Monumental formação rochosa submarina gera disputa entre cientistas sobre sua origem. Alguns acreditam que foi construída por humanos, mas a maioria afirma que foi moldada por atividade tectônica.Basta descer cerca de 25 metros nas águas cristalinas que cercam a ilha japonesa de Yonaguni para se deparar com um espetáculo que desafia os limites das convenções arqueológicas.

Um maciço de arenito medindo 100 metros por 40 e com cerca de 25 metros de altura se ergue em grandes degraus perfeitos, com arestas retas e rampas que parecem saídas de uma maquete de cidade antiga. Seria uma ruína de uma civilização desconhecida? Ou simplesmente uma formação rochosa extraordinária?

A descoberta da “Atlântida japonesa”

A descoberta do Monumento Yonaguni remonta a 1986, quando o instrutor de mergulho Kihachiro Aratake explorava a área, localizada a cerca de 100 quilômetros a leste de Taiwan, em busca de novos cenários para apresentar a turistas.

Ao se aproximar, deparou-se com gigantescas estruturas de pedra que imediatamente lhe lembraram construções arqueológicas. Surpreso, Aratake avisou pesquisadores da Universidade de Ryukyu, dando início à lenda da “Atlântida japonesa”, em referência à ilha fictícia mencionada nas obras de Platão.

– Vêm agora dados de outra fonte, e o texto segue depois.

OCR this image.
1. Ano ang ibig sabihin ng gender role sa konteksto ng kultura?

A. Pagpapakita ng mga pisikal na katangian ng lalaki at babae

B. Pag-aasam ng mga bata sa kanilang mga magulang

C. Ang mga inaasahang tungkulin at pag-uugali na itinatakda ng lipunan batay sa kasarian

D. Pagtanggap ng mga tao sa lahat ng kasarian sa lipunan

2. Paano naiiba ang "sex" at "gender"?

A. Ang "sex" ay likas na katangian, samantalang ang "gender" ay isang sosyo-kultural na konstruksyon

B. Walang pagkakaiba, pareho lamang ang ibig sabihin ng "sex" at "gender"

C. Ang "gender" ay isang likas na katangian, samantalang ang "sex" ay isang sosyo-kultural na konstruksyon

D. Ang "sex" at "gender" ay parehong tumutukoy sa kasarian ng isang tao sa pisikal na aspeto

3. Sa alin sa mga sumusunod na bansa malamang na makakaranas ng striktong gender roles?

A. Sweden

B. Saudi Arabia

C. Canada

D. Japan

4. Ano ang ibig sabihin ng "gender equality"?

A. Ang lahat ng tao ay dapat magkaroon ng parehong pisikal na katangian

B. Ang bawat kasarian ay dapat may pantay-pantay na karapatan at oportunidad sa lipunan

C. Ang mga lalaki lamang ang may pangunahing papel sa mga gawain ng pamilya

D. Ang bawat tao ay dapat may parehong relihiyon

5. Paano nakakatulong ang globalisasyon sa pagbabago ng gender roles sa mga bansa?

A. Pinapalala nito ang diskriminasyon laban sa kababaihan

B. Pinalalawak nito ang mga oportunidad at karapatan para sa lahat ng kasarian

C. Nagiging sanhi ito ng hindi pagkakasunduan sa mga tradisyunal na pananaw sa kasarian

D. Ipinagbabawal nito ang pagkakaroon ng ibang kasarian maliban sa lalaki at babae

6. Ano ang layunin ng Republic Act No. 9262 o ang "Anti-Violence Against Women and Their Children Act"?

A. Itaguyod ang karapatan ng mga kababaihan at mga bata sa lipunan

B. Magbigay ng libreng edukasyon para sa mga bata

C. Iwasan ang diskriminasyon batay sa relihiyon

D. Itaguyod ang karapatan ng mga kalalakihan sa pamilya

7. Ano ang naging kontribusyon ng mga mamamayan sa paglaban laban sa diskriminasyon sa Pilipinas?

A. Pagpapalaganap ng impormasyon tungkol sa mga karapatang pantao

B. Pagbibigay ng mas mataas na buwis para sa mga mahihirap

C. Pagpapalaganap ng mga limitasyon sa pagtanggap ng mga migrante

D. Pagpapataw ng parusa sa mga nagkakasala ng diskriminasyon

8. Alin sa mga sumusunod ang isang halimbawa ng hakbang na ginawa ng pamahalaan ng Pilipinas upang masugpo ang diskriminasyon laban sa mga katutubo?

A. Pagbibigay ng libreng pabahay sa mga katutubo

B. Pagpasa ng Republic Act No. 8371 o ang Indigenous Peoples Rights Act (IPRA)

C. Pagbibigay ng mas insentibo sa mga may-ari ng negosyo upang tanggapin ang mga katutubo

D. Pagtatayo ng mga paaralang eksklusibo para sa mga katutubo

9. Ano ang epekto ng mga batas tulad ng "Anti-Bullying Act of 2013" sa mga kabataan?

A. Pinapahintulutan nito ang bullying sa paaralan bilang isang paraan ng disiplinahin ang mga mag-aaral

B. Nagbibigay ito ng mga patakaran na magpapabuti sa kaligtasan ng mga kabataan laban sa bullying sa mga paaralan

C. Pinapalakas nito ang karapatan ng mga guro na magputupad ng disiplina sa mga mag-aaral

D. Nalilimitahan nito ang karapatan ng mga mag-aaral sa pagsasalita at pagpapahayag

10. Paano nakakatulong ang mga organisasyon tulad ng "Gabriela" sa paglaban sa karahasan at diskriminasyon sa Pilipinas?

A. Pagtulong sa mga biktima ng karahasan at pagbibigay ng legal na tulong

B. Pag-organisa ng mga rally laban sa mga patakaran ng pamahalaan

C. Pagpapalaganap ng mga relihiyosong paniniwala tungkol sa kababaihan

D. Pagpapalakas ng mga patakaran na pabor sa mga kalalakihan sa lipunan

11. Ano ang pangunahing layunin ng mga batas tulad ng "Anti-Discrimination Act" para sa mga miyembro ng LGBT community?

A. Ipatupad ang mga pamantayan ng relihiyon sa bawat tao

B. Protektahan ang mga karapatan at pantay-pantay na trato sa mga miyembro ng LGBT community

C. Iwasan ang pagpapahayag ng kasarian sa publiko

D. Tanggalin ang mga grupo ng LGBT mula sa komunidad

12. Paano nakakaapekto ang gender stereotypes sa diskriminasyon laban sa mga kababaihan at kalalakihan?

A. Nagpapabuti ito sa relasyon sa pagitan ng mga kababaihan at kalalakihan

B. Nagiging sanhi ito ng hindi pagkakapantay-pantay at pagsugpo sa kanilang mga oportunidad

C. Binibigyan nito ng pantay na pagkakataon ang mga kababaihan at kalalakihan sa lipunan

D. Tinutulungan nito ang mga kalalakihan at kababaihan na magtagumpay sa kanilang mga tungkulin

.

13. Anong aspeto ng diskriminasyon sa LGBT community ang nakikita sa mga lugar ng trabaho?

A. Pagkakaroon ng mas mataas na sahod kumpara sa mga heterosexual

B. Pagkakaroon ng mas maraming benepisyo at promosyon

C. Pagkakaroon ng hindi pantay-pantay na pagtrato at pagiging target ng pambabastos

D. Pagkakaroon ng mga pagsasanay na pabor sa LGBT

Vestígios de uma civilização submersa?

Um dos principais defensores da hipótese de origem humana é Masaaki Kimura, professor emérito de geofísica da Universidade de Ryukyus, que passou décadas estudando o local. Kimura não tem dúvidas: para ele, o que está sob o mar seriam restos de uma cidade antiga, possivelmente construída pelo povo Jōmon há mais de 10 mil anos, quando essa região ainda não estava submersa devido ao nível do mar mais baixo.

Posteriormente, Kimura reduziu sua estimativa para algo em torno de 2 a 3 mil anos de idade, segundo informa o site especializado IFL Science.

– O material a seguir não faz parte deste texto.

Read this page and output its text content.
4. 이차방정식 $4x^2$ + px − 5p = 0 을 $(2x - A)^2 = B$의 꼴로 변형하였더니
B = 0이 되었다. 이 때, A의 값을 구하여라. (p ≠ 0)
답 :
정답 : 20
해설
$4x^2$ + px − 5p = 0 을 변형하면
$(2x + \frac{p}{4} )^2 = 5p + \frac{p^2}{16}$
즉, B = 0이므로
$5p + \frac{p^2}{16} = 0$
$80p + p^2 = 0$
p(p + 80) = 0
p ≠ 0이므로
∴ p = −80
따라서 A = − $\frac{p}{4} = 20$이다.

“Imediatamente me lembrei das pirâmides e pensei que estava no antigo Egito”, disse o professor em um documentário citado pelo jornal alemão Süddeutsche Zeitung, em 2017.

Como evidência de sua origem artificial, Kimura afirma ter identificado marcas nas pedras e rochas que parecem ter sido esculpidas em forma de animais. “Um exemplo que descrevi como uma esfinge submarina se assemelha a um rei chinês ou da antiga Okinawa”, declarou à National Geographic em 2007.

Para Kimura, as provas são duas: de um lado, marcas que poderiam indicar trabalho de extração e figuras talhadas; de outro, a intensa atividade sísmica da região. Ao jornal japonês Yomiuri Shimbun, ele lembra que, em 1771, um tsunami com ondas de até 40 metros devastou a ilha de Yonaguni, causando cerca de 12 mil mortes. De acordo com Kimura, não seria impensável que um evento semelhante tivesse inundado uma cidade inteira.

Sua teoria conta com o apoio de outros especialistas, como Toru Ouchi, professor associado de sismologia na Universidade de Kobe, que mergulhou pessoalmente no local. “O que o professor Kimura diz não é nada exagerado. É fácil perceber que aquelas relíquias não foram causadas por terremotos”, defende.

Evidências geológicas: formações naturais no fundo do mar

No entanto, a tese não é unânime. Robert Schoch, professor da Universidade de Boston e geólogo, está no extremo oposto do debate. Após seu primeiro mergulho no local, defendeu que a formação não é artificial. “Não é tão regular quanto muitos afirmam, e os ângulos retos e a simetria não se confirmam em vários pontos.”

Segundo Schoch, as formações seriam resultado de processos geológicos naturais. “É geologia básica e estratigrafia clássica de arenito, que tende a se romper ao longo de planos, criando essas bordas muito retas, especialmente numa área com muitas falhas e atividade tectônica”, explicou à National Geographic.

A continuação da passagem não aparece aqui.